From Bloomberg:

Boomer Bows Out in Shakeout That Led to Vermont Beard

In early 2008, David Roberts’s morning routine at the Ridgewood, New Jersey, train station was as unchanged as the view from its platform, which overlooks a downtown anchored by the Daily Treat diner and a 77-year-old movie theater. Roberts would sip coffee, eat a corn muffin, scan the Financial Times and step aboard the 7:50 train.

This was not the same trip he had made for the 14 years he worked for three Wall Street firms. This was a commute to nowhere.

Roberts, 61, was bound for an outplacement center on New York’s East 37th Street, where he pursued job leads and the dream of starting a consulting firm with former colleagues. Like many of his neighbors in Ridgewood, Roberts had been thrown out of work after the credit markets seized up last year, joining thousands of commuters in the competition for jobs that don’t exist anymore.

Roberts, an economist at Dominion Bond Rating Service until January 2008, was fired 13 months after he predicted in a published report the recession that would end his livelihood.

“You can see a train wreck coming,” Roberts says. “But that doesn’t mean you can get out of the way.”

Roberts has suffered through a chain of unanswered job applications, an ill-fated relocation to Washington, and depression. As of April, he had lost or spent more than half of his $1.4 million in savings. One of the few risks he takes with money these days is at the poker table.

Roberts and his wife — who is battling multiple sclerosis — are moving to Vermont, where they honeymooned and often vacation. He has grown a gray-and-white beard more befitting the Green Mountains than Wall Street.

Knowing that the money he has left won’t last forever, Roberts must figure out a new way to earn a living. “I don’t know where the income is going to come from,” he says.

Roberts is one of 26,000 people who lost financial services jobs in New York City from January 2008 to March 2009, according to Moody’s Economy.com. Many live in bedroom communities such as Ridgewood — a Bergen County enclave of 24,300 people 25 miles from Wall Street.

Ridgewood retailers say some stores’ Christmas receipts were off 40 percent last year. As many as 30 stores and restaurants in the business district are for sale. The village government trimmed three building inspectors after a two-year, 46 percent drop in construction activity.
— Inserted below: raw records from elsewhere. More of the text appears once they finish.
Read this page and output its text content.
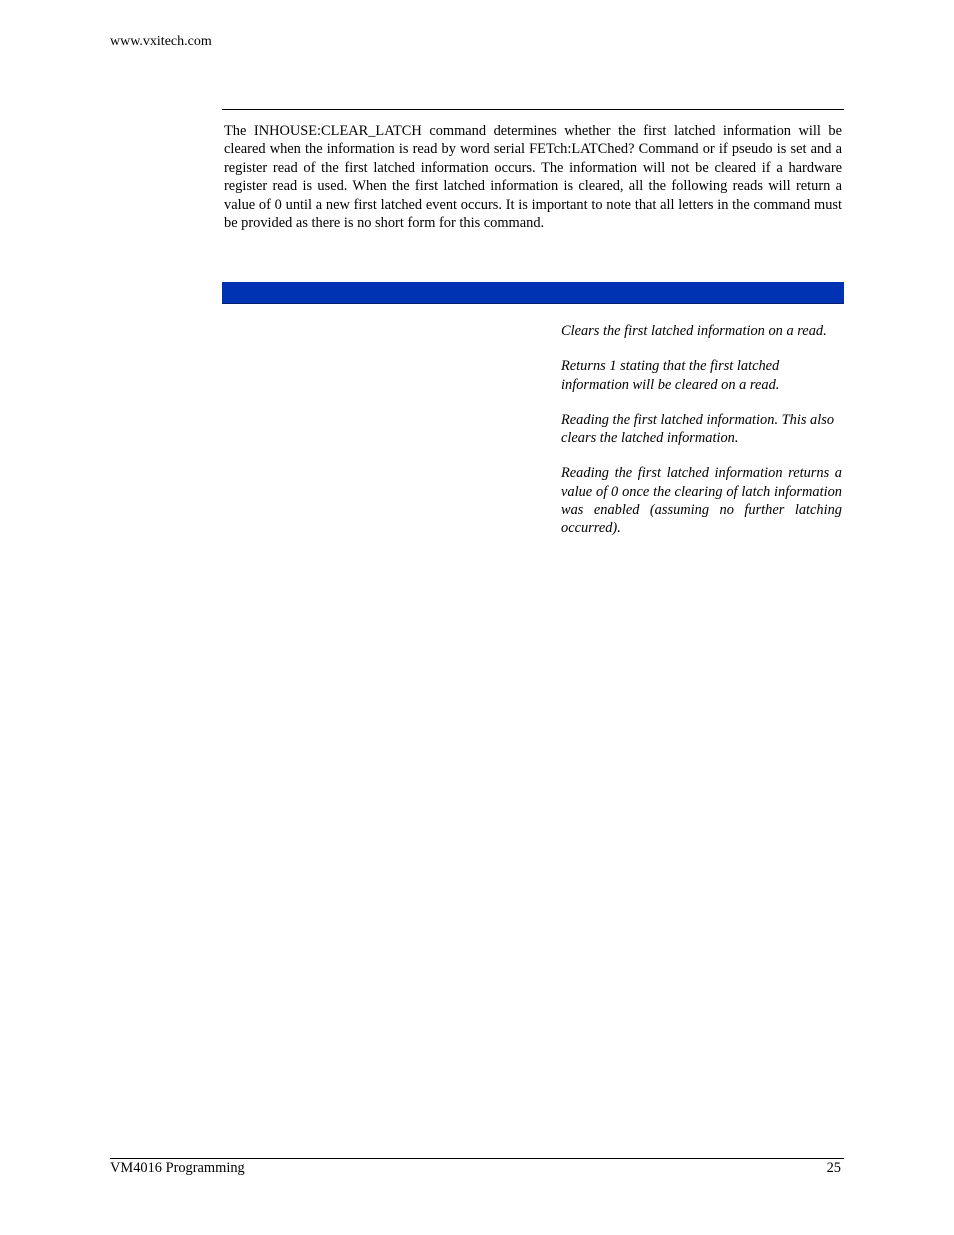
www.vxitech.com

The INHOUSE:CLEAR_LATCH command determines whether the first latched information will be cleared when the information is read by word serial FETch:LATChed? Command or if pseudo is set and a register read of the first latched information occurs. The information will not be cleared if a hardware register read is used. When the first latched information is cleared, all the following reads will return a value of 0 until a new first latched event occurs. It is important to note that all letters in the command must be provided as there is no short form for this command.

Clears the first latched information on a read.

Returns 1 stating that the first latched information will be cleared on a read.

Reading the first latched information. This also clears the latched information.

Reading the first latched information returns a value of 0 once the clearing of latch information was enabled (assuming no further latching occurred).

VM4016 Programming	25
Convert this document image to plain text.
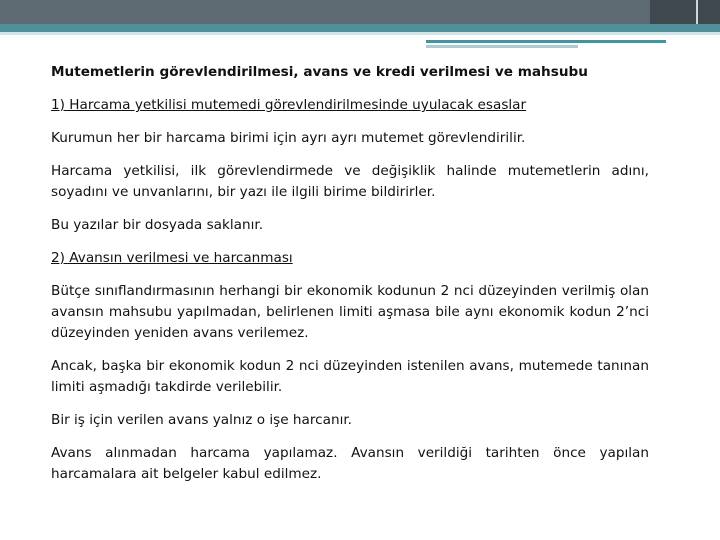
Mutemetlerin görevlendirilmesi, avans ve kredi verilmesi ve mahsubu

1) Harcama yetkilisi mutemedi görevlendirilmesinde uyulacak esaslar

Kurumun her bir harcama birimi için ayrı ayrı mutemet görevlendirilir.

Harcama yetkilisi, ilk görevlendirmede ve değişiklik halinde mutemetlerin adını, soyadını ve unvanlarını, bir yazı ile ilgili birime bildirirler.

Bu yazılar bir dosyada saklanır.

2) Avansın verilmesi ve harcanması

Bütçe sınıflandırmasının herhangi bir ekonomik kodunun 2 nci düzeyinden verilmiş olan avansın mahsubu yapılmadan, belirlenen limiti aşmasa bile aynı ekonomik kodun 2’nci düzeyinden yeniden avans verilemez.

Ancak, başka bir ekonomik kodun 2 nci düzeyinden istenilen avans, mutemede tanınan limiti aşmadığı takdirde verilebilir.

Bir iş için verilen avans yalnız o işe harcanır.

Avans alınmadan harcama yapılamaz. Avansın verildiği tarihten önce yapılan harcamalara ait belgeler kabul edilmez.
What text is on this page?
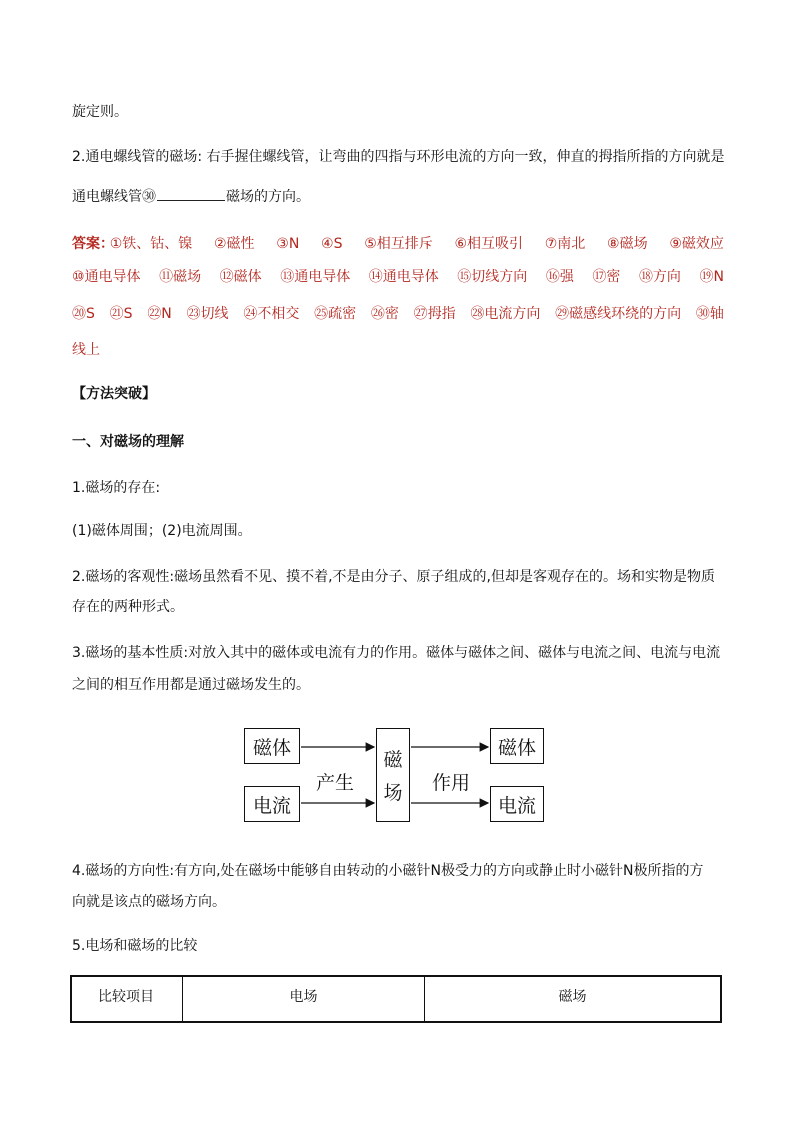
旋定则。
2.通电螺线管的磁场: 右手握住螺线管，让弯曲的四指与环形电流的方向一致，伸直的拇指所指的方向就是
通电螺线管㉚	磁场的方向。
答案：
①铁、钴、镍 ②磁性 ③N ④S ⑤相互排斥 ⑥相互吸引 ⑦南北 ⑧磁场 ⑨磁效应
⑩通电导体 ⑪磁场 ⑫磁体 ⑬通电导体 ⑭通电导体 ⑮切线方向 ⑯强 ⑰密 ⑱方向 ⑲N
⑳S ㉑S ㉒N ㉓切线 ㉔不相交 ㉕疏密 ㉖密 ㉗拇指 ㉘电流方向 ㉙磁感线环绕的方向 ㉚轴
线上
【方法突破】
一、对磁场的理解
1.磁场的存在:
(1)磁体周围；(2)电流周围。
2.磁场的客观性:磁场虽然看不见、摸不着,不是由分子、原子组成的,但却是客观存在的。场和实物是物质
存在的两种形式。
3.磁场的基本性质:对放入其中的磁体或电流有力的作用。磁体与磁体之间、磁体与电流之间、电流与电流
之间的相互作用都是通过磁场发生的。
磁体
电流
产生
磁
场 作用
磁体
电流
4.磁场的方向性:有方向,处在磁场中能够自由转动的小磁针N极受力的方向或静止时小磁针N极所指的方
向就是该点的磁场方向。
5.电场和磁场的比较
比较项目	电场	磁场
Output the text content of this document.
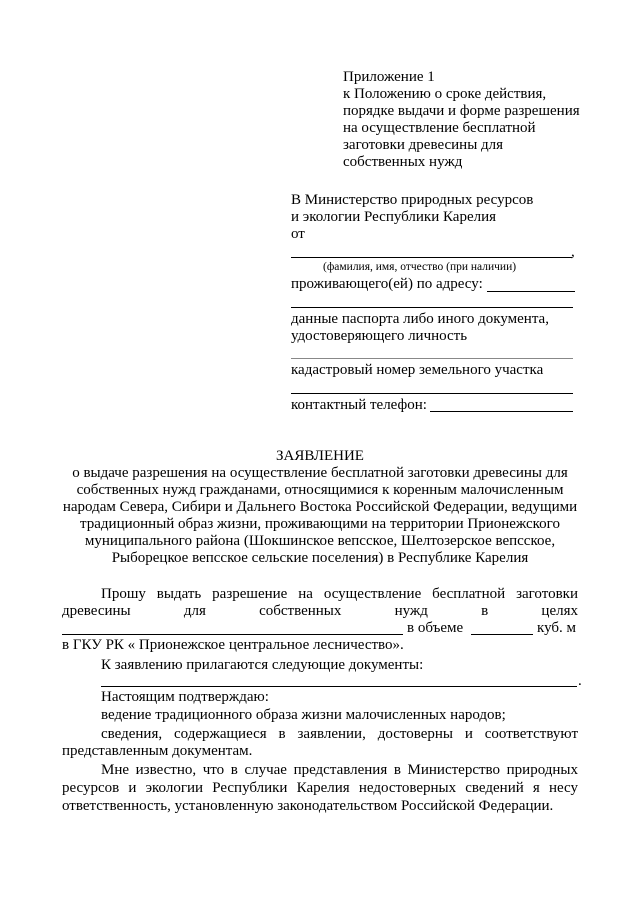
Приложение 1
к Положению о сроке действия,
порядке выдачи и форме разрешения
на осуществление бесплатной
заготовки древесины для
собственных нужд
В Министерство природных ресурсов
и экологии Республики Карелия
от
,
(фамилия, имя, отчество (при наличии)
проживающего(ей) по адресу:
данные паспорта либо иного документа,
удостоверяющего личность
кадастровый номер земельного участка
контактный телефон:
ЗАЯВЛЕНИЕ
о выдаче разрешения на осуществление бесплатной заготовки древесины для
собственных нужд гражданами, относящимися к коренным малочисленным
народам Севера, Сибири и Дальнего Востока Российской Федерации, ведущими
традиционный образ жизни, проживающими на территории Прионежского
муниципального района (Шокшинское вепсское, Шелтозерское вепсское,
Рыборецкое вепсское сельские поселения) в Республике Карелия
Прошу выдать разрешение на осуществление бесплатной заготовки
древесины для собственных нужд в целях
в объеме	куб. м
в ГКУ РК « Прионежское центральное лесничество».
К заявлению прилагаются следующие документы:
.
Настоящим подтверждаю:
ведение традиционного образа жизни малочисленных народов;
сведения, содержащиеся в заявлении, достоверны и соответствуют
представленным документам.
Мне известно, что в случае представления в Министерство природных
ресурсов и экологии Республики Карелия недостоверных сведений я несу
ответственность, установленную законодательством Российской Федерации.
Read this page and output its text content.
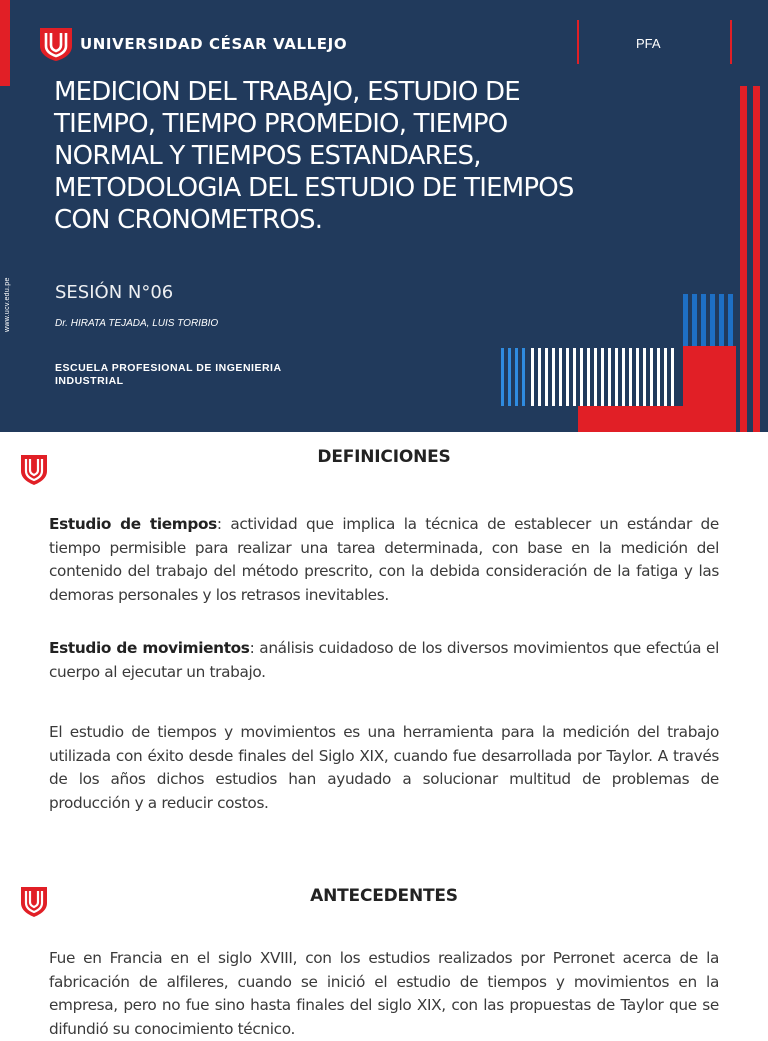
www.ucv.edu.pe
UNIVERSIDAD CÉSAR VALLEJO	PFA
MEDICION DEL TRABAJO, ESTUDIO DE TIEMPO, TIEMPO PROMEDIO, TIEMPO NORMAL Y TIEMPOS ESTANDARES, METODOLOGIA DEL ESTUDIO DE TIEMPOS CON CRONOMETROS.
SESIÓN N°06
Dr. HIRATA TEJADA, LUIS TORIBIO
ESCUELA PROFESIONAL DE INGENIERIA
INDUSTRIAL
DEFINICIONES

Estudio de tiempos: actividad que implica la técnica de establecer un estándar de tiempo permisible para realizar una tarea determinada, con base en la medición del contenido del trabajo del método prescrito, con la debida consideración de la fatiga y las demoras personales y los retrasos inevitables.

Estudio de movimientos: análisis cuidadoso de los diversos movimientos que efectúa el cuerpo al ejecutar un trabajo.

El estudio de tiempos y movimientos es una herramienta para la medición del trabajo utilizada con éxito desde finales del Siglo XIX, cuando fue desarrollada por Taylor. A través de los años dichos estudios han ayudado a solucionar multitud de problemas de producción y a reducir costos.

ANTECEDENTES

Fue en Francia en el siglo XVIII, con los estudios realizados por Perronet acerca de la fabricación de alfileres, cuando se inició el estudio de tiempos y movimientos en la empresa, pero no fue sino hasta finales del siglo XIX, con las propuestas de Taylor que se difundió su conocimiento técnico.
Nestled in the foothills of the Ramapo Mountains, Ridgewood has had a symbiotic relationship with New York’s financial district since the mid-1800s, when tycoons built summer homes there. Commuter trains soon carried dad to the financial jungle while mom stayed home and raised the kids. “It’s for domesticated masters of the universe, a throwback to the 1950s,” says Erik Sorenson, chief executive officer of online career firm Vault.com and a Ridgewood resident.

Ridgewood’s projected median household income for 2009 is $129,394, according to market research firm Nielsen Claritas, which makes it the 17th-most-affluent U.S. community in the 20,000 to 50,000 population range. From 1991 to 2006, the average home sale price more than tripled to $864,000, according to the New Jersey Multiple Listing Service.

Now that market has reversed. Ridgewood averaged 11.3 home sales a month in the first quarter of 2009, versus 32 in the first quarter of 2007, a 65 percent drop, according to Otteau Valuation Group Inc., a real estate analysis and consulting firm in East Brunswick, NJ.

Roberts says he and his neighbors who worked on Wall Street “do not understand: You lose your bonus, you lose your job, and you have no prospects.”

“We have no income coming in,” he says. “I’m just trying to get by. I don’t know what the end scenario is going to be.”

The Robertses have found getting out of Ridgewood is easier said than done. They put their house on the market for $899,000 in October and had to lower the price three times before getting a contract — for $760,000. That fell through in March. As of mid-April, they had a new contract for $775,000.

They’ve lined up a rental house in South Newfane, Vermont, for $1,800 a month, roughly half their current mortgage payment. Next, Roberts must figure out how to stop the money drain, which has reduced his nest egg by half to $720,000. More than 70 percent of the money disappeared in the market crash, he says, lamenting that he didn’t act on his own prediction that a recession was coming.

“As an economist, I have no excuse whatsoever,” he says.